To continue with VS Code and if this is your first time to work with Remote Containers in VS Code, you can check out [this link](https://code.visualstudio.com/docs/remote/containers) to learn how Remote Containers work in VS Code and follow the installation steps of [Remote Development extension pack](https://marketplace.visualstudio.com/items?itemName=ms-vscode-remote.vscode-remote-extensionpack).

Then, follow these steps:

* Clone this repo to your local filesystem
* Due to VS Code hasn't support Docker Compose Profiles yet, we can't let VS Code trigger docker-compose via devcontainer.json file, you should call docker-compose manually as described above, in **Production Mode** chapter.
* Open the folder "distributed-inference" with VS Code by "Open Folder..." command. This opens the root folder of the project.
* Ensure correct service name written at ```service``` key at ```.devcontainer/devcontainer.json``` of particular service folder you want to debug.
* Press F1 and select **"Remote Containers: Open Folder in Container..."** then select one of folders in the root folder, not the root folder itself. You can select any of the services, which you want to develop.
* This command connects inside of distributed-inference-[your-selected-service] container for development and debugging purposes.
* Wait until the container configured, and related VS Code server extensions installed inside the container. This can take some time. VS Code can ask for some required installations, click "Install All" for these prompts.
* After completion of all installations, press F5 to start server application.

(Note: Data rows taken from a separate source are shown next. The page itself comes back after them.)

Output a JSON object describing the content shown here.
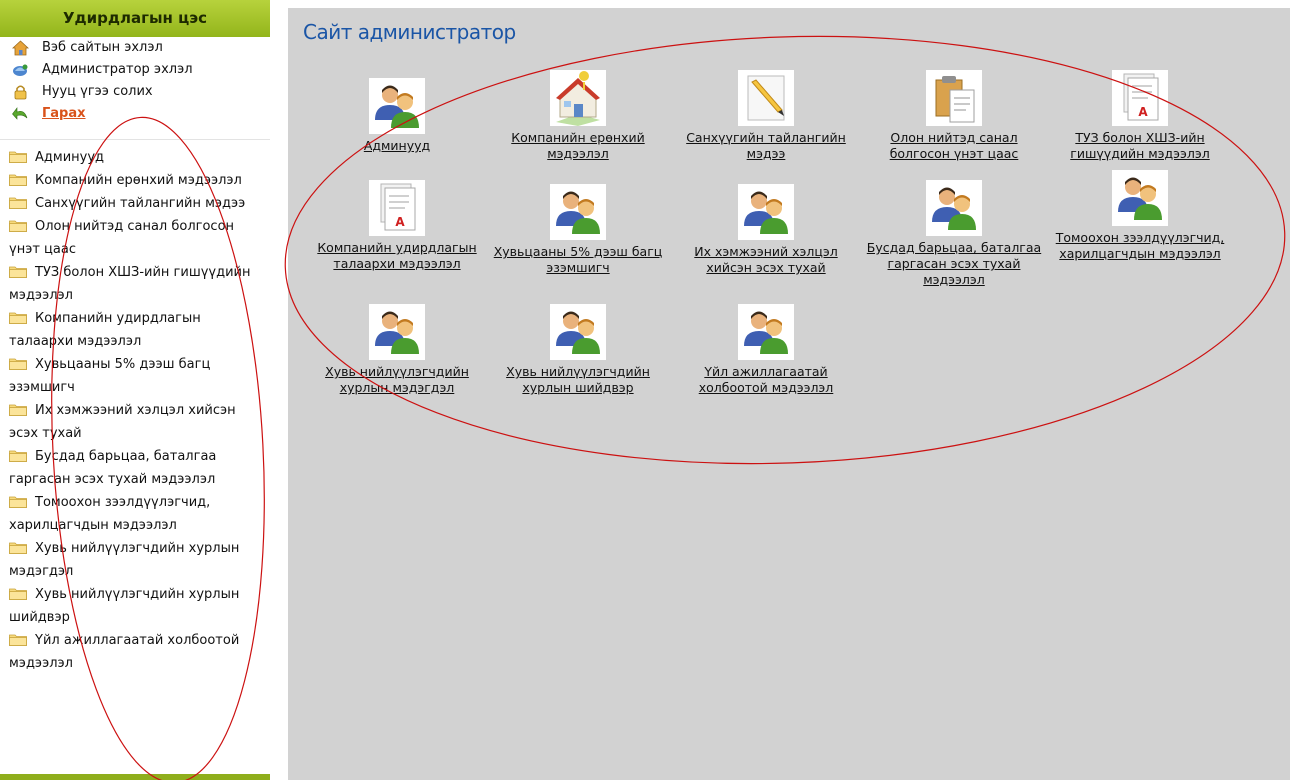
{
  "sidebar": {
    "title": "Удирдлагын цэс",
    "top_links": [
      {
        "label": "Вэб сайтын эхлэл",
        "icon": "home-icon"
      },
      {
        "label": "Администратор эхлэл",
        "icon": "admin-icon"
      },
      {
        "label": "Нууц үгээ солих",
        "icon": "lock-icon"
      },
      {
        "label": "Гарах",
        "icon": "exit-arrow-icon"
      }
    ],
    "folder_items": [
      "Админууд",
      "Компанийн ерөнхий мэдээлэл",
      "Санхүүгийн тайлангийн мэдээ",
      "Олон нийтэд санал болгосон үнэт цаас",
      "ТУЗ болон ХШЗ-ийн гишүүдийн мэдээлэл",
      "Компанийн удирдлагын талаархи мэдээлэл",
      "Хувьцааны 5% дээш багц эзэмшигч",
      "Их хэмжээний хэлцэл хийсэн эсэх тухай",
      "Бусдад барьцаа, баталгаа гаргасан эсэх тухай мэдээлэл",
      "Томоохон зээлдүүлэгчид, харилцагчдын мэдээлэл",
      "Хувь нийлүүлэгчдийн хурлын мэдэгдэл",
      "Хувь нийлүүлэгчдийн хурлын шийдвэр",
      "Үйл ажиллагаатай холбоотой мэдээлэл"
    ]
  },
  "main": {
    "title": "Сайт администратор",
    "tiles": [
      {
        "label": "Админууд",
        "icon": "users-icon"
      },
      {
        "label": "Компанийн ерөнхий мэдээлэл",
        "icon": "house-icon"
      },
      {
        "label": "Санхүүгийн тайлангийн мэдээ",
        "icon": "edit-pencil-icon"
      },
      {
        "label": "Олон нийтэд санал болгосон үнэт цаас",
        "icon": "clipboard-icon"
      },
      {
        "label": "ТУЗ болон ХШЗ-ийн гишүүдийн мэдээлэл",
        "icon": "pdf-document-icon"
      },
      {
        "label": "Компанийн удирдлагын талаархи мэдээлэл",
        "icon": "pdf-document-icon"
      },
      {
        "label": "Хувьцааны 5% дээш багц эзэмшигч",
        "icon": "users-icon"
      },
      {
        "label": "Их хэмжээний хэлцэл хийсэн эсэх тухай",
        "icon": "users-icon"
      },
      {
        "label": "Бусдад барьцаа, баталгаа гаргасан эсэх тухай мэдээлэл",
        "icon": "users-icon"
      },
      {
        "label": "Томоохон зээлдүүлэгчид, харилцагчдын мэдээлэл",
        "icon": "users-icon"
      },
      {
        "label": "Хувь нийлүүлэгчдийн хурлын мэдэгдэл",
        "icon": "users-icon"
      },
      {
        "label": "Хувь нийлүүлэгчдийн хурлын шийдвэр",
        "icon": "users-icon"
      },
      {
        "label": "Үйл ажиллагаатай холбоотой мэдээлэл",
        "icon": "users-icon"
      }
    ]
  },
  "colors": {
    "header_green": "#9bbd24",
    "title_blue": "#1a55a6",
    "exit_orange": "#d9531b",
    "annotation_red": "#cc1111",
    "panel_gray": "#d2d2d2"
  }
}
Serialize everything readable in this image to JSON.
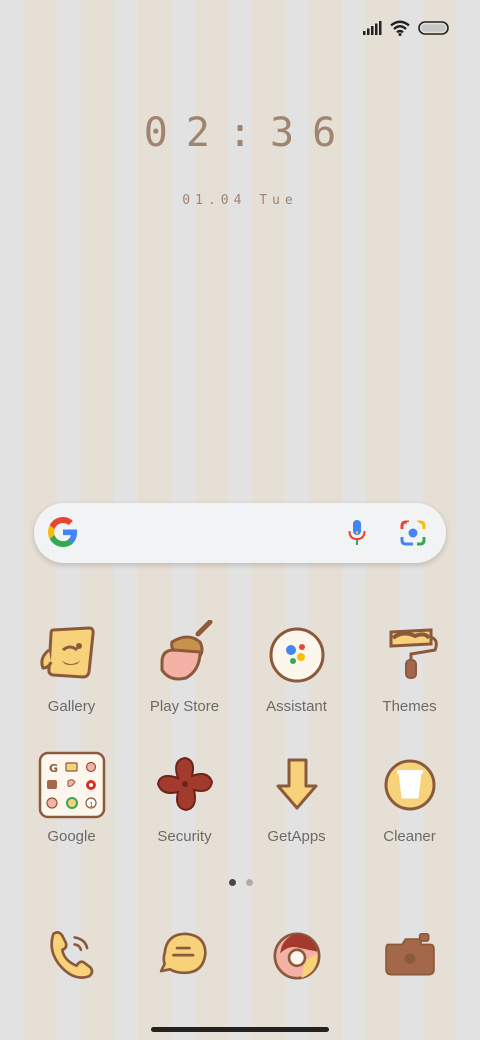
{
  "status_bar": {
    "signal_icon": "signal-bars-icon",
    "wifi_icon": "wifi-icon",
    "battery_icon": "battery-icon"
  },
  "lockclock": {
    "time": "02:36",
    "date": "01.04 Tue"
  },
  "search_bar": {
    "logo_icon": "google-g-icon",
    "mic_icon": "microphone-icon",
    "lens_icon": "google-lens-icon"
  },
  "apps_row1": [
    {
      "label": "Gallery",
      "icon": "gallery-icon"
    },
    {
      "label": "Play Store",
      "icon": "play-store-icon"
    },
    {
      "label": "Assistant",
      "icon": "assistant-icon"
    },
    {
      "label": "Themes",
      "icon": "themes-icon"
    }
  ],
  "apps_row2": [
    {
      "label": "Google",
      "icon": "google-folder-icon"
    },
    {
      "label": "Security",
      "icon": "security-icon"
    },
    {
      "label": "GetApps",
      "icon": "getapps-icon"
    },
    {
      "label": "Cleaner",
      "icon": "cleaner-icon"
    }
  ],
  "page_indicator": {
    "pages": 2,
    "current": 1
  },
  "dock": [
    {
      "label": "Phone",
      "icon": "phone-icon"
    },
    {
      "label": "Messages",
      "icon": "messages-icon"
    },
    {
      "label": "Chrome",
      "icon": "chrome-icon"
    },
    {
      "label": "Camera",
      "icon": "camera-icon"
    }
  ],
  "colors": {
    "wallpaper_stripe_a": "#e2e2e2",
    "wallpaper_stripe_b": "#e6dfd5",
    "clock_text": "#9f8471",
    "icon_outline": "#8b5a3c",
    "icon_yellow": "#f7d27a"
  }
}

**Note:** Maybe you must kill existing running service processes by terminal.
* Then, you can keep track of other services with docker logs.
* Then, open a web browser and visit http://localhost:9000 (Tested on Chrome)

## **LICENSE**

Distributed Deep Learning Inference Pipeline project is licensed under the Apache License, Version 2.0. See [LICENSE](LICENSE) for the full license text.